- Associated Press - Wednesday, October 15, 2014

REDMOND, Ore. (AP) - So intent was Redmond High School senior Kyle Platt on buffing out some welding seams that it took him a moment to realize that the work a classmate was doing on the opposite side was sending a shower of sparks over his head. He’d been at it all morning, getting real-world practice in what until now had been just another class.

“Most of it has been good, but a few sections have been hard,” Platt said regarding the nearly 12-ton metal sculpture being installed at Redmond’s Yew Avenue roundabout this week.

“The thinner stuff is harder to work with because we have to weld at a cooler temperature so we don’t melt the metal.”

Platt and his fellow welding students from Redmond High - Alec Carter, Brock Penhollow, Tacoma Clowers and Seth Sutherland - have been working on the student-designed sculpture since spring, when a team of art students from Redmond, Ridgeview and Redmond Proficiency high schools turned over their part of the project.

The art piece’s installation culminates a two-year project involving the city, its school system and community artists.

It started with a $2,800 grant from the Oregon Arts Commission, enough to pay local metals artist Ryan Beard a stipend to mentor a team of students through the work. Materials were purchased by the city with funds set aside from the roundabout installation budget, and Redmond matched the grant with an in-kind donation of staff time dedicated to planning and installation. It’s estimated the project’s end budget will be around $30,000.

“The students were responsible for design, budget management, fabrication and installation of this sculpture,” said Community Development Director Heather Richards in a news release. “It was a huge undertaking, and they exceeded expectations, giving our community a tremendous legacy public art project that will be enjoyed by all.”

The city is hoping all the students who put in time on the project will be able to return for its ribbon cutting next week, including college freshman Teddy Tsai, who was responsible for the idea of using a Fibonacci-inspired swirl to show off the sculpture’s tribute to the High Desert.

“Yeah, he’s the math guy,” said Redmond Proficiency Academy student Bethany Easterbrooks. All the design team brought ideas, she added, including the images displayed inside the curves of the piece. The ½-inch steel vertical plates resemble a silhouette of the Cascades, and on its surface are glimpses of Central Oregon flora and fauna, composed of cut metal pieces welded in relief.

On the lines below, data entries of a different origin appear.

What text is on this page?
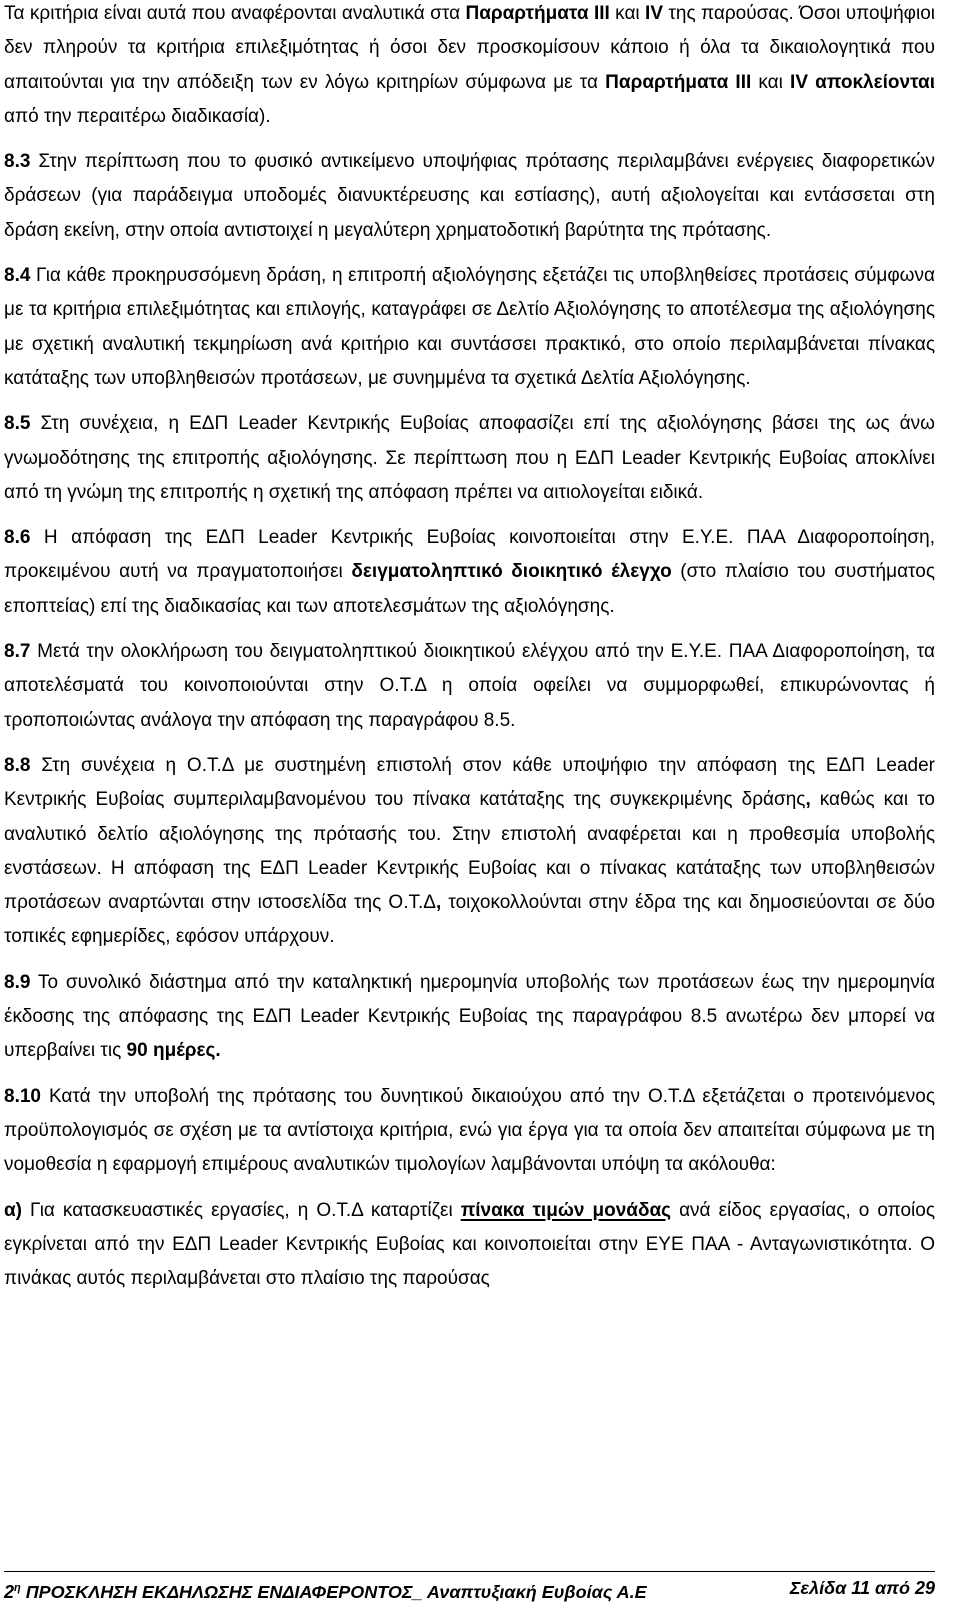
Τα κριτήρια είναι αυτά που αναφέρονται αναλυτικά στα Παραρτήματα ΙΙΙ και IV της παρούσας. Όσοι υποψήφιοι δεν πληρούν τα κριτήρια επιλεξιμότητας ή όσοι δεν προσκομίσουν κάποιο ή όλα τα δικαιολογητικά που απαιτούνται για την απόδειξη των εν λόγω κριτηρίων σύμφωνα με τα Παραρτήματα ΙΙΙ και IV αποκλείονται από την περαιτέρω διαδικασία).

8.3 Στην περίπτωση που το φυσικό αντικείμενο υποψήφιας πρότασης περιλαμβάνει ενέργειες διαφορετικών δράσεων (για παράδειγμα υποδομές διανυκτέρευσης και εστίασης), αυτή αξιολογείται και εντάσσεται στη δράση εκείνη, στην οποία αντιστοιχεί η μεγαλύτερη χρηματοδοτική βαρύτητα της πρότασης.

8.4 Για κάθε προκηρυσσόμενη δράση, η επιτροπή αξιολόγησης εξετάζει τις υποβληθείσες προτάσεις σύμφωνα με τα κριτήρια επιλεξιμότητας και επιλογής, καταγράφει σε Δελτίο Αξιολόγησης το αποτέλεσμα της αξιολόγησης με σχετική αναλυτική τεκμηρίωση ανά κριτήριο και συντάσσει πρακτικό, στο οποίο περιλαμβάνεται πίνακας κατάταξης των υποβληθεισών προτάσεων, με συνημμένα τα σχετικά Δελτία Αξιολόγησης.

8.5 Στη συνέχεια, η ΕΔΠ Leader Κεντρικής Ευβοίας αποφασίζει επί της αξιολόγησης βάσει της ως άνω γνωμοδότησης της επιτροπής αξιολόγησης. Σε περίπτωση που η ΕΔΠ Leader Κεντρικής Ευβοίας αποκλίνει από τη γνώμη της επιτροπής η σχετική της απόφαση πρέπει να αιτιολογείται ειδικά.

8.6 Η απόφαση της ΕΔΠ Leader Κεντρικής Ευβοίας κοινοποιείται στην Ε.Υ.Ε. ΠΑΑ Διαφοροποίηση, προκειμένου αυτή να πραγματοποιήσει δειγματοληπτικό διοικητικό έλεγχο (στο πλαίσιο του συστήματος εποπτείας) επί της διαδικασίας και των αποτελεσμάτων της αξιολόγησης.

8.7 Μετά την ολοκλήρωση του δειγματοληπτικού διοικητικού ελέγχου από την Ε.Υ.Ε. ΠΑΑ Διαφοροποίηση, τα αποτελέσματά του κοινοποιούνται στην Ο.Τ.Δ η οποία οφείλει να συμμορφωθεί, επικυρώνοντας ή τροποποιώντας ανάλογα την απόφαση της παραγράφου 8.5.

8.8 Στη συνέχεια η Ο.Τ.Δ με συστημένη επιστολή στον κάθε υποψήφιο την απόφαση της ΕΔΠ Leader Κεντρικής Ευβοίας συμπεριλαμβανομένου του πίνακα κατάταξης της συγκεκριμένης δράσης, καθώς και το αναλυτικό δελτίο αξιολόγησης της πρότασής του. Στην επιστολή αναφέρεται και η προθεσμία υποβολής ενστάσεων. Η απόφαση της ΕΔΠ Leader Κεντρικής Ευβοίας και ο πίνακας κατάταξης των υποβληθεισών προτάσεων αναρτώνται στην ιστοσελίδα της Ο.Τ.Δ, τοιχοκολλούνται στην έδρα της και δημοσιεύονται σε δύο τοπικές εφημερίδες, εφόσον υπάρχουν.

8.9 Το συνολικό διάστημα από την καταληκτική ημερομηνία υποβολής των προτάσεων έως την ημερομηνία έκδοσης της απόφασης της ΕΔΠ Leader Κεντρικής Ευβοίας της παραγράφου 8.5 ανωτέρω δεν μπορεί να υπερβαίνει τις 90 ημέρες.

8.10 Κατά την υποβολή της πρότασης του δυνητικού δικαιούχου από την Ο.Τ.Δ εξετάζεται ο προτεινόμενος προϋπολογισμός σε σχέση με τα αντίστοιχα κριτήρια, ενώ για έργα για τα οποία δεν απαιτείται σύμφωνα με τη νομοθεσία η εφαρμογή επιμέρους αναλυτικών τιμολογίων λαμβάνονται υπόψη τα ακόλουθα:

α) Για κατασκευαστικές εργασίες, η Ο.Τ.Δ καταρτίζει πίνακα τιμών μονάδας ανά είδος εργασίας, ο οποίος εγκρίνεται από την ΕΔΠ Leader Κεντρικής Ευβοίας και κοινοποιείται στην ΕΥΕ ΠΑΑ - Ανταγωνιστικότητα. Ο πινάκας αυτός περιλαμβάνεται στο πλαίσιο της παρούσας

$2^\eta$ ΠΡΟΣΚΛΗΣΗ ΕΚΔΗΛΩΣΗΣ ΕΝΔΙΑΦΕΡΟΝΤΟΣ_ Αναπτυξιακή Ευβοίας Α.Ε	Σελίδα 11 από 29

The effect is zoetropelike, with flickers of the imagery visible as drivers circle the roundabout.

“I spent a lot of time in the metal scrapyard, walking around looking at stuff,” Easterbrooks said. “I really enjoyed it; it’s like a metal Goodwill.” The designs came first, she said, then students made needed changes as the project went along if they couldn’t find the right metal pieces. “You have to look at it not for what it is but what it can be.”

Inside the mountain panels viewers will see a fox, a deer and an owl fashioned from rough metal pieces resembling torn paper, with accents of machinery odds and ends. A tableau reflective of the B & B Complex fire is littered with tree skeletons created from rusted saw blades cut in half. A “river” wends around the swirl, originated from a stainless steel conveyor belt.

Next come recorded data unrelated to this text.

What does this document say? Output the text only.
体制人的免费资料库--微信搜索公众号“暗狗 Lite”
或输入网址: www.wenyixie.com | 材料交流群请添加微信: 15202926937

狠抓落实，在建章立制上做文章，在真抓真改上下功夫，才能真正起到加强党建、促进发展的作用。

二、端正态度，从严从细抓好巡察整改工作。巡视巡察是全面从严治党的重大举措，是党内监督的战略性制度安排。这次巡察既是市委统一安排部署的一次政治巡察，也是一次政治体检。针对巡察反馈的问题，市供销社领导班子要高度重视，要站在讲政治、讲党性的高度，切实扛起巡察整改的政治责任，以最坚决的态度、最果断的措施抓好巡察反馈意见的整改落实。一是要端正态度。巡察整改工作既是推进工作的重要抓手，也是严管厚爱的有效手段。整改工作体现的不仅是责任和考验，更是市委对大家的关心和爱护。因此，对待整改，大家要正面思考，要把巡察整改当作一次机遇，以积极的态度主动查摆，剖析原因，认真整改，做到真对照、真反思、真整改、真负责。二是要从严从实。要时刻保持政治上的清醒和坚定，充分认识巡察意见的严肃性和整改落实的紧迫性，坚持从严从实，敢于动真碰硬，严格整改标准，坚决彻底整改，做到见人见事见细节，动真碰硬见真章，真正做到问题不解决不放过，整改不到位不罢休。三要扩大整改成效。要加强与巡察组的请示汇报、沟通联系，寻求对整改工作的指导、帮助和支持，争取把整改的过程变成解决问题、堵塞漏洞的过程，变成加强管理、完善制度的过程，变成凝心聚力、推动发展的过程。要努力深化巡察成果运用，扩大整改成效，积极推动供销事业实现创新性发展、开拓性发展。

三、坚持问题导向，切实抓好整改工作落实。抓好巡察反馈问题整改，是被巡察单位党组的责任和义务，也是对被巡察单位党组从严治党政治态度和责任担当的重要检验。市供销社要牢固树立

“It was an amazing find, but I don’t think the students appreciated it so much when they tried to untangle it,” said Beard. “It was crazy - it had to be 60 feet long and tied in knots. It kept moving when we were trying to load it into the truck, like a fish.”

The welding students will spend the better part of several days doing the installation before the ribbon cutting. According to their teacher, Lance Hill, this is the first project the class has done off-site, and the longest.

“Normally they love doing 75 minutes of welding a day in class. It’s fun and they get to come in and play and practice,” he said. “But they were here for more than seven hours the first day and very tired by the time it was over. Even though we give them little tastes of what the career experience is like, it pales in comparison to a real-life experience. It’s been great to work with the kids and watch them find the solutions.”

On day one of the installation welding, Hill walked along with a hammer, trying to knock off the pieces recently added. After initial dismay, he said the students realized he was trying to keep them accountable and ensure a solid weld.

Hill worked with the art students as well, trying to help them understand how their paper concepts would translate into metal and how it would likely be viewed by drivers with only seconds to see it.

“You can’t put too many fine details in drive-by art,” Hill said. “People have to be able to get a quick look and in that time be able to realize ‘Hey, that’s cool.’ Already we’ve seen people going around the roundabout more than once to check it out. It’s hilarious.”